Trakya Üniversitesi Edebiyat Fakültesi Tarih Bölümü’nde öğretim üyesi olan Yrd. Doç. Dr. Mehmet Kaan Çalen’in, Ötüken Neşriyat tarafından yayımlanan Osmanlıcılık ve İslâmcılık Karşısında Türkçülük adlı eseri bu açıdan önemli ve işimizi kolaylaştıracak cinstendir. Çalen, Türkçülüğün ortaya çıkışını, gelişimini ve diğer iki akım karşısındaki konumunu sistematik bir şekilde incelemiş, bu akımların en önemli savunucularının yazdıklarına yer vererek karşılaştırmalar yapmıştır. Üç bölümden oluşan kitapta, ilk olarak Türkçülüğün tarihi işlenmiş, Türkçülük ne zaman doğdu, sorusuna yanıt aranmıştır. Bu bölümde, çoğunlukla Yusuf Akçura ve Ziya Gökalp’ten alıntılar yapılarak Türkçülük fikrinin ilk ağızlardan tanımı yapılmıştır. Aynı zamanda, Türkçülük fikrinin artık yerleşmeye başladığını gösteren derneklerden bahsedilmiş, faaliyetleri ve amaçları açıklanmıştır.

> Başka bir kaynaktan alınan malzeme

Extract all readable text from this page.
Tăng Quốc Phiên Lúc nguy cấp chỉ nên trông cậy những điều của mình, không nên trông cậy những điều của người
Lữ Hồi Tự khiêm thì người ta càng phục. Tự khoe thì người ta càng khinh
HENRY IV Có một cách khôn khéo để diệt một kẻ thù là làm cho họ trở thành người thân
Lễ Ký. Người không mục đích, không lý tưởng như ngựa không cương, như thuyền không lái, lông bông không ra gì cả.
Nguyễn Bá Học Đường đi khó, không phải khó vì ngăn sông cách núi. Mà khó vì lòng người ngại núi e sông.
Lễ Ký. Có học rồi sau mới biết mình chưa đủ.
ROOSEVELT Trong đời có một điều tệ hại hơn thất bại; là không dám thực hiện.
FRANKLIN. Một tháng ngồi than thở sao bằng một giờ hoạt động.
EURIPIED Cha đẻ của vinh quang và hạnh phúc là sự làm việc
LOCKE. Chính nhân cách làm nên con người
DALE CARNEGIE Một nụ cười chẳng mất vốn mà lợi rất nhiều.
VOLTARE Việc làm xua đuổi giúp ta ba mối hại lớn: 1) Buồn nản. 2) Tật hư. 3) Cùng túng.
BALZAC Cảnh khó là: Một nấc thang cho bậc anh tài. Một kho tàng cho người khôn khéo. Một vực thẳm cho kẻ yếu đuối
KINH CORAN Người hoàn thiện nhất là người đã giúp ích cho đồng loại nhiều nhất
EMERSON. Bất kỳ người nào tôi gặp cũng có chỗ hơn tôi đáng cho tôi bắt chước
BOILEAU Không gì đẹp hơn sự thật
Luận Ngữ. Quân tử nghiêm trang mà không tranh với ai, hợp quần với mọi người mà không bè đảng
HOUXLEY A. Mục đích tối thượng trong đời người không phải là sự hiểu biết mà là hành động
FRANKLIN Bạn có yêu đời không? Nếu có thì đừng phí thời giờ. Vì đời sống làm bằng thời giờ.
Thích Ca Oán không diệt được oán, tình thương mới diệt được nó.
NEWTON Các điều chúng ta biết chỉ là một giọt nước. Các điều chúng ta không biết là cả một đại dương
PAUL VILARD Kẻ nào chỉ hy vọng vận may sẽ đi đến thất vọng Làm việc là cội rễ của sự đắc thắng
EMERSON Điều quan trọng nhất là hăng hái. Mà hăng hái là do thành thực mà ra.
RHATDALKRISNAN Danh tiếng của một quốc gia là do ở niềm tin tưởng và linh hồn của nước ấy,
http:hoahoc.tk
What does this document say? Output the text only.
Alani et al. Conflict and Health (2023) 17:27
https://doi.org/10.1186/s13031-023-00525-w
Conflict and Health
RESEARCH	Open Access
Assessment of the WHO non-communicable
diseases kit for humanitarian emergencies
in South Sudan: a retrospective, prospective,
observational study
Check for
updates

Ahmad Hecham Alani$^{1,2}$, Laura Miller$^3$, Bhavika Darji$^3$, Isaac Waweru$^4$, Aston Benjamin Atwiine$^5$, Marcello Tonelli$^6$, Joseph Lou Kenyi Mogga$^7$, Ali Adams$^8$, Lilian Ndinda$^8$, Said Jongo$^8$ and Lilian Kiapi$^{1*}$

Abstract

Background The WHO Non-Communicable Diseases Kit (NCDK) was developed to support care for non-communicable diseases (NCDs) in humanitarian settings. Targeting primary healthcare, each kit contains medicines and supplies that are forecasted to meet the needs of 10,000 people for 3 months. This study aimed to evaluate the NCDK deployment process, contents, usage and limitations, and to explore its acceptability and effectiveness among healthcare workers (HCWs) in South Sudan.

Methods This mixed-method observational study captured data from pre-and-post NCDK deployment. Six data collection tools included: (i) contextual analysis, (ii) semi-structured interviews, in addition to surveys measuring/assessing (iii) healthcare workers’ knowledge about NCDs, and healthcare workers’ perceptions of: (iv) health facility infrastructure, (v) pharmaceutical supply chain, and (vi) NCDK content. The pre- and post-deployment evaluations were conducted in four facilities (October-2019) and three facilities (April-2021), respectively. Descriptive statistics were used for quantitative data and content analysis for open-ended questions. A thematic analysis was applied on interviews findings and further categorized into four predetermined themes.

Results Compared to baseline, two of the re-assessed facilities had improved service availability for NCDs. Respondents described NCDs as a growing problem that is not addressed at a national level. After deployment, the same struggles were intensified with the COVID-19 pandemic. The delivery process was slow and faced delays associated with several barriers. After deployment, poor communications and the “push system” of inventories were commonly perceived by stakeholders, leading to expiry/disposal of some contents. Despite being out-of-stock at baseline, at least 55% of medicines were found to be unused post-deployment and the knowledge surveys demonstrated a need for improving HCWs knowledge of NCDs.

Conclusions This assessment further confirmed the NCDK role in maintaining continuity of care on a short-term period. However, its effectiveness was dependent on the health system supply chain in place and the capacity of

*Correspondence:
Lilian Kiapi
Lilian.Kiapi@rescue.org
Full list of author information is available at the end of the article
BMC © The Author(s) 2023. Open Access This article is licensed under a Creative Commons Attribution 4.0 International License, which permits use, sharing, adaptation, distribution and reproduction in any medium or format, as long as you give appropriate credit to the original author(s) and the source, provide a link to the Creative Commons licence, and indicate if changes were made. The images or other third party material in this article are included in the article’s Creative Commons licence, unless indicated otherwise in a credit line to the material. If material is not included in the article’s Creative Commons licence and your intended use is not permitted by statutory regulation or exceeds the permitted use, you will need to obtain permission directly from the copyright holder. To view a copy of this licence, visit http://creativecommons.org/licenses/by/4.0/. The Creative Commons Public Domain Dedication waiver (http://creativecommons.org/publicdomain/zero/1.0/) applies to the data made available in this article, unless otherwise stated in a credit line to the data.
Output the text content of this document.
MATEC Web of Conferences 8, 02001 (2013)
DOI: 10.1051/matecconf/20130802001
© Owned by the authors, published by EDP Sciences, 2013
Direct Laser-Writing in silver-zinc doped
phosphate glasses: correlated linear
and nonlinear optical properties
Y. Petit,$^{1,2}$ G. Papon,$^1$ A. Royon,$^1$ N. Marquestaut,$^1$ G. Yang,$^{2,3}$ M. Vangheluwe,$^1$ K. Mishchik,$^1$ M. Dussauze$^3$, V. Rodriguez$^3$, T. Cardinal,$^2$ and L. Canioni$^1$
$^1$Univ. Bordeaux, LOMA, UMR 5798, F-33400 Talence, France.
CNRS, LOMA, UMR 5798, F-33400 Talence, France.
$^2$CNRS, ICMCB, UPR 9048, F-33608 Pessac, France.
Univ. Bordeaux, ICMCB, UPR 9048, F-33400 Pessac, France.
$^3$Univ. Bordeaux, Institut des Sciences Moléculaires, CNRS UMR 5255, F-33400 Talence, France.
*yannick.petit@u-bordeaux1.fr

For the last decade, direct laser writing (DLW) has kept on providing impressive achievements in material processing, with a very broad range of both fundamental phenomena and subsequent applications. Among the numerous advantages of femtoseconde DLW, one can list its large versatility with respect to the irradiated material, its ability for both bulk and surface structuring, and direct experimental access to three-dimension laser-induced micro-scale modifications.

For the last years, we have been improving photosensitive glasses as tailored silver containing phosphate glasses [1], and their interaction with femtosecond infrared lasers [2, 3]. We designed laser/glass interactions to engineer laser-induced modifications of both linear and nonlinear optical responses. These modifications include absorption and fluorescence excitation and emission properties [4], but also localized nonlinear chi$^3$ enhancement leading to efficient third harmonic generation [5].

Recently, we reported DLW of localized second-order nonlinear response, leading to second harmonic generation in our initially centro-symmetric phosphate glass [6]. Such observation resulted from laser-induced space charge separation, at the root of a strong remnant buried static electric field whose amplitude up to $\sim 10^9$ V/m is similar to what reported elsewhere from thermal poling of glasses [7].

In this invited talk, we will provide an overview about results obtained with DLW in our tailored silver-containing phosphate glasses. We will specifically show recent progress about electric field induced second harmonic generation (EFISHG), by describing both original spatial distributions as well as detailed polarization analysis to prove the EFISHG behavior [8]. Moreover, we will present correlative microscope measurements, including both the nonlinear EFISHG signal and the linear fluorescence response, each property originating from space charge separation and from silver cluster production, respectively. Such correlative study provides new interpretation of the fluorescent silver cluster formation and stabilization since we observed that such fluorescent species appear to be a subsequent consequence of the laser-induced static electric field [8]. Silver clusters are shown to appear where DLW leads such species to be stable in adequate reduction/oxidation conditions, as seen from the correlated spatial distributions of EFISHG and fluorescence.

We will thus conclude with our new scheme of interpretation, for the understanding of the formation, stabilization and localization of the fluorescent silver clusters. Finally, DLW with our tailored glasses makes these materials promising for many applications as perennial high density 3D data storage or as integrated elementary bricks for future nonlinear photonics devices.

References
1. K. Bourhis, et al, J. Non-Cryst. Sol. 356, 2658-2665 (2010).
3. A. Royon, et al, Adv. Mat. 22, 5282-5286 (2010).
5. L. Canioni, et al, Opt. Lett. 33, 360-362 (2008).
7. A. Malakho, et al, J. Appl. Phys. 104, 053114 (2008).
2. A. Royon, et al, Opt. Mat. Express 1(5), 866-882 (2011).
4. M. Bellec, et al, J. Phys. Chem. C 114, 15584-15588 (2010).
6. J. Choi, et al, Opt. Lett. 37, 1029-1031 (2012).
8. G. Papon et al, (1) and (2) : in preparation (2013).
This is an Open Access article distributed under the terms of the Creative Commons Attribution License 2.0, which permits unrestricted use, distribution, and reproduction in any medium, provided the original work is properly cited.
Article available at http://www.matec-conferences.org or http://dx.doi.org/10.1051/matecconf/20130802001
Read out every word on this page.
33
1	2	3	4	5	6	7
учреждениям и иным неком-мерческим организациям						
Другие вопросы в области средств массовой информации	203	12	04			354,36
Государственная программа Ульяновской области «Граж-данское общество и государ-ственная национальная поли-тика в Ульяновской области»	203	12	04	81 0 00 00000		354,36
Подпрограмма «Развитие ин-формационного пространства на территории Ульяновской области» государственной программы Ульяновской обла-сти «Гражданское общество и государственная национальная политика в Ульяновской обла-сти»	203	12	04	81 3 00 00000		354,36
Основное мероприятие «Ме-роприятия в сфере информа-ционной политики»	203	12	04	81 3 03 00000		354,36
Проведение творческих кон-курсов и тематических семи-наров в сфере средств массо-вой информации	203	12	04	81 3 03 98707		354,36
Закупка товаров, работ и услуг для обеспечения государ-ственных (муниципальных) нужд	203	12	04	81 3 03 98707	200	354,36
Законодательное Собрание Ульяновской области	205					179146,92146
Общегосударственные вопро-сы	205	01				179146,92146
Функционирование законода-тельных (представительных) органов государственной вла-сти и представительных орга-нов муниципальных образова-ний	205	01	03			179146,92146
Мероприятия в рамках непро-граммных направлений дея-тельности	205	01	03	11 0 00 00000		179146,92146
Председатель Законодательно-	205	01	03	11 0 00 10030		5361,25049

Kitabın asıl amacını teşkil eden ikinci ve üçüncü bölümlerde, Türkçülerle Osmanlıcılık ve İslâmcılık akımlarının temsilcileri arasındaki tartışmalar kaleme alınmıştır. Yaşanan bu tartışmalar, Türkçülük fikrinin yaşadığı sancılı süreci göstermektedir. Türkçü tarafta baş aktörler, Yusuf Akçura ve Ahmed Ağaoğlu’dur. Bu bölümlerde dikkat çeken hususlardan biri, Osmanlıcılık ve İslâmcılık taraftarlarının yazılarındaki kışkırtıcı üslubudur. Özellikle Süleyman Nazif’in Türkçülüğe karşı çok saldırgan bir tavır takındığı görülmektedir. Mesela Nazif’in, Türklerin bir medeniyetten yoksun olduğu fikrini savunması, Türkçüleri sürekli dinsizlikle suçlama gayretlerine girişmesi Ahmed Ağaoğlu’nu hayli sinirlendirmektedir.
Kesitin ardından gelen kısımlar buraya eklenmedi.